Un juge fédéral américain a approuvé définitivement, lundi 20 juillet, le règlement de 1,5 milliard de dollars entre la start-up d’intelligence artificielle Anthropic et des auteurs qui l’accusaient d’avoir violé leurs droits d’auteur.
La juge Araceli Martinez-Olguin, de la Cour de district des États-Unis pour le district nord de la Californie, a signé l’approbation finale de cet accord, a rapporté l’agence Reuters. Le juge William Alsup, qui avait instruit le dossier avant de prendre sa retraite, avait déjà accordé une approbation préliminaire du règlement en 2025 après avoir estimé qu’Anthropic avait téléchargé et stocké illégalement des millions d’ouvrages protégés par le droit d’auteur. L’affaire, baptisée Bartz contre Anthropic, était devenue un symbole des tensions entre l’industrie de l’IA et le secteur de l’édition.

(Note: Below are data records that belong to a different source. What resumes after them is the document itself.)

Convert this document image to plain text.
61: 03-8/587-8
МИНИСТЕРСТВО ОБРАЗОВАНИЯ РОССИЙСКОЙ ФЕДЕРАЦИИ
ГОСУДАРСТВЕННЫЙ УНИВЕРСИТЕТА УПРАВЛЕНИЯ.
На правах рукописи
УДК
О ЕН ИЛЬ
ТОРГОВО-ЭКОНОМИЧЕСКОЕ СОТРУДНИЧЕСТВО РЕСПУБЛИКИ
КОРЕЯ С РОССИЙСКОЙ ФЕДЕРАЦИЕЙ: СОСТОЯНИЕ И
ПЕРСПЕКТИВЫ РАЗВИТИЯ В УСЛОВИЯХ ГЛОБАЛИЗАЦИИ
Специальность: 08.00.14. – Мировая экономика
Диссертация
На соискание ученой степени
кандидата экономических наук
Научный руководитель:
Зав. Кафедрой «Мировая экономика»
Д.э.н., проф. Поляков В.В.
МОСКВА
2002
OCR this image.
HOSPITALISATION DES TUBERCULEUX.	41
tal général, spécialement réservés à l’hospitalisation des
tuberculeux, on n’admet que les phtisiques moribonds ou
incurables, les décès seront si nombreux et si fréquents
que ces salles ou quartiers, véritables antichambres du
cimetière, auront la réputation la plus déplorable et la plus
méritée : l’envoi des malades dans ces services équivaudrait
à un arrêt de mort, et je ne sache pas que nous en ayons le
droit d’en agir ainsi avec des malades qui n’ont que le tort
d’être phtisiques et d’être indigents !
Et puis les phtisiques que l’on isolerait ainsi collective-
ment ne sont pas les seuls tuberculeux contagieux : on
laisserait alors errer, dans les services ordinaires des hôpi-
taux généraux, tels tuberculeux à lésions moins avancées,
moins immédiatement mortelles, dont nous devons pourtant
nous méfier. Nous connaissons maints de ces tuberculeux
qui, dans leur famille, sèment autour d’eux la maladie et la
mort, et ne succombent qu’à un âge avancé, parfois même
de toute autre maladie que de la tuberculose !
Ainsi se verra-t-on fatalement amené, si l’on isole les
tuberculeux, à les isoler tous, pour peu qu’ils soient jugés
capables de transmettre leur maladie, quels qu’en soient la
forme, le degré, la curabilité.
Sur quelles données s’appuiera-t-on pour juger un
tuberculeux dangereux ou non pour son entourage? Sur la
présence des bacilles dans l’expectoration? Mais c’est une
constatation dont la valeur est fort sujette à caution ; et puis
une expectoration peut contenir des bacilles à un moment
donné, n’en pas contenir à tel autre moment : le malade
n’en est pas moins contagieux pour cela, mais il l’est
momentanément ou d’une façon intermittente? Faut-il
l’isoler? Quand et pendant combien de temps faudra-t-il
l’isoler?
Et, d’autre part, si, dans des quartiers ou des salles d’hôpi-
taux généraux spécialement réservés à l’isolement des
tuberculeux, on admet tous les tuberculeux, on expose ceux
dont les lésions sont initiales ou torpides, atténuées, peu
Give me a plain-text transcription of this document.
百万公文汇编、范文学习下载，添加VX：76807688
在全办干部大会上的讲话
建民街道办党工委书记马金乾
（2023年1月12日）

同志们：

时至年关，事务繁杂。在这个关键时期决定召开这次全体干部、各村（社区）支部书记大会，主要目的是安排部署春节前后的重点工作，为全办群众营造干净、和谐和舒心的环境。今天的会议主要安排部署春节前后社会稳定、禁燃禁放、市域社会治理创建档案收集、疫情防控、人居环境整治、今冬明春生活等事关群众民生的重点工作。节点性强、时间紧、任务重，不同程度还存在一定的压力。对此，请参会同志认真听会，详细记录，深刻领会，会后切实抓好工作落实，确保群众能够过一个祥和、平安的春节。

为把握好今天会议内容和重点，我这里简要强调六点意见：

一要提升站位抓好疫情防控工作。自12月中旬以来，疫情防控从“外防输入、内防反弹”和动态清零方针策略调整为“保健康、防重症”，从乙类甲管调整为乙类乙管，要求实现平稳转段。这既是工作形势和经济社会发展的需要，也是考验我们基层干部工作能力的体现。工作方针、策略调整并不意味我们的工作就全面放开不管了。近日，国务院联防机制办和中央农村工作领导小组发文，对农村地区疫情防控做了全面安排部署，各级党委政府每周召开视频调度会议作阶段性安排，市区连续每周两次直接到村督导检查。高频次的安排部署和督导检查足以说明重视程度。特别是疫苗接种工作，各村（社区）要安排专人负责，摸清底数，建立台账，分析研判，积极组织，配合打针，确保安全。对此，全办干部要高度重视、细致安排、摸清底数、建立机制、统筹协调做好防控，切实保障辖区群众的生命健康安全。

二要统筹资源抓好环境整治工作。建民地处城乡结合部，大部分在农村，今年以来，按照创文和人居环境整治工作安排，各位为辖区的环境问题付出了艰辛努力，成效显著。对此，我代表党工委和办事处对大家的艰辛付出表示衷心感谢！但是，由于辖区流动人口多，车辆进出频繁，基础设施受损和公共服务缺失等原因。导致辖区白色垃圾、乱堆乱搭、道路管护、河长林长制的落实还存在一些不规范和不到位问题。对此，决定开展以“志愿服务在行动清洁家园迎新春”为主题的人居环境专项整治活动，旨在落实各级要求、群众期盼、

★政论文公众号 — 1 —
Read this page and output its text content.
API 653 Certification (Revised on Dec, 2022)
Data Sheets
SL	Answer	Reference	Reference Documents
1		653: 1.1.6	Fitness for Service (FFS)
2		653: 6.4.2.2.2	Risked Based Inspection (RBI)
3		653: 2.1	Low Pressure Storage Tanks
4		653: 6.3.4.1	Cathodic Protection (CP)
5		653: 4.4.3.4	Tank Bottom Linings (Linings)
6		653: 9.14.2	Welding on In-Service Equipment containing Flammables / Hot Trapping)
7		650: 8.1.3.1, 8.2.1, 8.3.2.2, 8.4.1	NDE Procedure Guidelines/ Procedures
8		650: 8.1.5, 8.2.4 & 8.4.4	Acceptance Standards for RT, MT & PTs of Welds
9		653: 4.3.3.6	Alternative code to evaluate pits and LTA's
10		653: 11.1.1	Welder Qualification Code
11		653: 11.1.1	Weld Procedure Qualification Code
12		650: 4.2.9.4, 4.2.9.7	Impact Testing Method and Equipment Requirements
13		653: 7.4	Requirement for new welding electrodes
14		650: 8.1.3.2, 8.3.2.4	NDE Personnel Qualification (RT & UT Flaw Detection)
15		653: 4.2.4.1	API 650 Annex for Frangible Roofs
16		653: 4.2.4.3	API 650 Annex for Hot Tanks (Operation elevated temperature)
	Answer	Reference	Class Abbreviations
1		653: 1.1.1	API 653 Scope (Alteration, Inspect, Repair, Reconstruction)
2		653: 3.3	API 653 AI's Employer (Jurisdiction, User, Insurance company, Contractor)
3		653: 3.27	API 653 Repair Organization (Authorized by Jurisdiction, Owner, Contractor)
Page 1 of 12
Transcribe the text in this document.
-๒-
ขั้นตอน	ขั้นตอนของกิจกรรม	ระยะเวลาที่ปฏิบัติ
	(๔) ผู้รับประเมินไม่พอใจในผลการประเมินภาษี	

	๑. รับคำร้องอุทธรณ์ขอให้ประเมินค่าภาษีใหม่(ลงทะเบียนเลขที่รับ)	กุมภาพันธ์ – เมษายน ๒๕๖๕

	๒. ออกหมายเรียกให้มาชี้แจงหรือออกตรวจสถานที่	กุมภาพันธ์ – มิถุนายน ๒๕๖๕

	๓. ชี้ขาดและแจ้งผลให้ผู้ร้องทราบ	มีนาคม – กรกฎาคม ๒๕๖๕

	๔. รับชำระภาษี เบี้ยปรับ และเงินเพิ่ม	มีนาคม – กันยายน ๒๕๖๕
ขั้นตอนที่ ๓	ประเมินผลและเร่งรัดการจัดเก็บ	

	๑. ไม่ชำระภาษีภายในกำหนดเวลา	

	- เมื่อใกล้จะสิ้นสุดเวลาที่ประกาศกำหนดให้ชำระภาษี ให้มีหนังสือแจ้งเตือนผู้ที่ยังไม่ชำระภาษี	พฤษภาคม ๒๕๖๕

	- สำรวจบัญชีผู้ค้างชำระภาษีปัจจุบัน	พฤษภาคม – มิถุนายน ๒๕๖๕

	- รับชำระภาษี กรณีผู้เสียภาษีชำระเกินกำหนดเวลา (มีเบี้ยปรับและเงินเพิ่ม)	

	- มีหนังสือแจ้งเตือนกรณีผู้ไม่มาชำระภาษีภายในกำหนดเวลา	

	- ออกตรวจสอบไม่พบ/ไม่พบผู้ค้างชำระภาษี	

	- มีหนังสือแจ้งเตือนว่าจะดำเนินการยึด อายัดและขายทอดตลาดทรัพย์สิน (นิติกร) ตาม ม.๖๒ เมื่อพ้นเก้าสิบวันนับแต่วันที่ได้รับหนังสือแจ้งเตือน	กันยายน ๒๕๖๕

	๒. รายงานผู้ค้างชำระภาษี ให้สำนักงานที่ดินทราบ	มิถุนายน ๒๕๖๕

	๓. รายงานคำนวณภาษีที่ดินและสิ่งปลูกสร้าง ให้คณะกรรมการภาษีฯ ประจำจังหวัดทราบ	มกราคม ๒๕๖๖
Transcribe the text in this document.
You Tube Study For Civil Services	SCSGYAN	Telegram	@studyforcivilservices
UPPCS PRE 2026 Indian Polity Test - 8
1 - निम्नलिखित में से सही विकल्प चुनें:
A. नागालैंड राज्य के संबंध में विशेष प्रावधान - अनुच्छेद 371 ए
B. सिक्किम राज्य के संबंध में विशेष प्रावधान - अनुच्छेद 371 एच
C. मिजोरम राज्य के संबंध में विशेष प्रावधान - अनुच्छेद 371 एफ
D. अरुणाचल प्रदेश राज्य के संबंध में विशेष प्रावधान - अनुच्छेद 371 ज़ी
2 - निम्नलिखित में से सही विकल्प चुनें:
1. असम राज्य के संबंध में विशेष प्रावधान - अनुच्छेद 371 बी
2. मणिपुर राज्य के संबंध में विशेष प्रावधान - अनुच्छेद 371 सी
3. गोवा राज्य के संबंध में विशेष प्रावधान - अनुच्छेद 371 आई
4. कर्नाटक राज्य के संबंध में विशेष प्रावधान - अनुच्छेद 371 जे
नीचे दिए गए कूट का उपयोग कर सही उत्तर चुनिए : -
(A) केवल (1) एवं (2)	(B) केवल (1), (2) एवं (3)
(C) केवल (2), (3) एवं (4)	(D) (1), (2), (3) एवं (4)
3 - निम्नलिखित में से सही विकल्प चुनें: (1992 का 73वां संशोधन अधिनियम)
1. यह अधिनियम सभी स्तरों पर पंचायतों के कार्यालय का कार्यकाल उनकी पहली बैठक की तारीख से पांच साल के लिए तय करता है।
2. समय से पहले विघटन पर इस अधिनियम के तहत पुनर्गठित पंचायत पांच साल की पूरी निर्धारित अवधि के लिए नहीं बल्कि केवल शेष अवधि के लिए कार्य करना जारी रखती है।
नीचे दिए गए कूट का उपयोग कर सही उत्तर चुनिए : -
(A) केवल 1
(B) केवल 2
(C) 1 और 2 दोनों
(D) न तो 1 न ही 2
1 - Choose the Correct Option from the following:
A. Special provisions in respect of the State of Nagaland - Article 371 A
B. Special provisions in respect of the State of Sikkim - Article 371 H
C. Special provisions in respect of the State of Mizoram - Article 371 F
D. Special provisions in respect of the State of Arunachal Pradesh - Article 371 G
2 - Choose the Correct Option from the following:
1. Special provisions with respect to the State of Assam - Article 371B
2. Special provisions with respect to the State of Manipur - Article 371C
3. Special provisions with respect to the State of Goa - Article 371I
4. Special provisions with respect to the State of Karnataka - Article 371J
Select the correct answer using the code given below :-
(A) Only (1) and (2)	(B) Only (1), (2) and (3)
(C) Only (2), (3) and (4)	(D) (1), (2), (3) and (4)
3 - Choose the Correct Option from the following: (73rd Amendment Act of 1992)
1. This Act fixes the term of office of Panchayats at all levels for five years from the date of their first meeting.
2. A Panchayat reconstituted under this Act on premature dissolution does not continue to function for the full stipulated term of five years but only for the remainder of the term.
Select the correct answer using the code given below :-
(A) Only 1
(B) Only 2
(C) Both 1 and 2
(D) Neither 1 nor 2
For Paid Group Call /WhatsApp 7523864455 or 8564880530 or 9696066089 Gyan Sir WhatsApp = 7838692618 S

Le montant total de 1,5 milliard de dollars sera réparti entre les auteurs et éditeurs détenteurs des droits. Chaque oeuvre concernée donnera droit à environ 3 000 dollars, pour un total estimé à 500 000 ouvrages. Il s’agit de l’un des règlements les plus importants de l’histoire du droit d’auteur américain.
Le juge Alsup avait statué que l’entraînement d’un modèle d’IA sur des textes protégés relevait de l’usage équitable, une décision considérée comme un tournant pour l’industrie. En revanche, il avait jugé illégale la méthode employée par Anthropic pour constituer sa bibliothèque d’entraînement, provenant en partie de sites pirates comme Library Genesis et Pirate Library Mirror. L’entreprise a choisi de transiger pour éviter un procès sur cette question et les dommages potentiels qu’un jury aurait pu fixer, pouvant atteindre 150 000 dollars par oeuvre violée.
L’approbation finale met un terme à cette affaire, mais elle ne règle pas la question juridique à l’échelle de l’industrie. La décision d’Alsup étant celle d’un tribunal de district, et Anthropic ayant choisi de transiger, l’affaire ne sera jamais examinée par une cour d’appel et ne crée donc pas de précédent contraignant.
D’autres juges restent libres de rendre leurs propres décisions. Plusieurs procès sont en cours contre Google, Meta, Midjourney et OpenAI pour savoir s’il est légal d’entraîner des modèles d’IA sur des oeuvres protégées. La semaine dernière, un groupe d’éditeurs et d’auteurs a déposé une nouvelle plainte collective contre Google, l’accusant d’avoir utilisé leurs ouvrages pour entraîner sa plateforme Gemini.
L’affaire Anthropic avait été suivie de près par l’industrie technologique et les milieux juridiques. La décision d’Alsup sur l’usage équitable représentait une victoire pour les entreprises d’IA, mais la question du téléchargement d’ouvrages depuis des sites pirates avait fragilisé la position de la start-up. En optant pour un règlement, Anthropic a évité un procès qui aurait pu exposer ses pratiques d’acquisition de données et aboutir à des dommages financiers plus élevés.
Le montant de 3 000 dollars par oeuvre, bien qu’historique dans son ensemble, a suscité des critiques parmi les auteurs. Certains estiment que la somme est faible rapportée au nombre d’ouvrages concernés et à la valorisation d’Anthropic, qui a levé plusieurs milliards de dollars depuis sa création. Le règlement couvre les droits d’auteurs ayant poursuivi l’entreprise dans le cadre de cette action collective.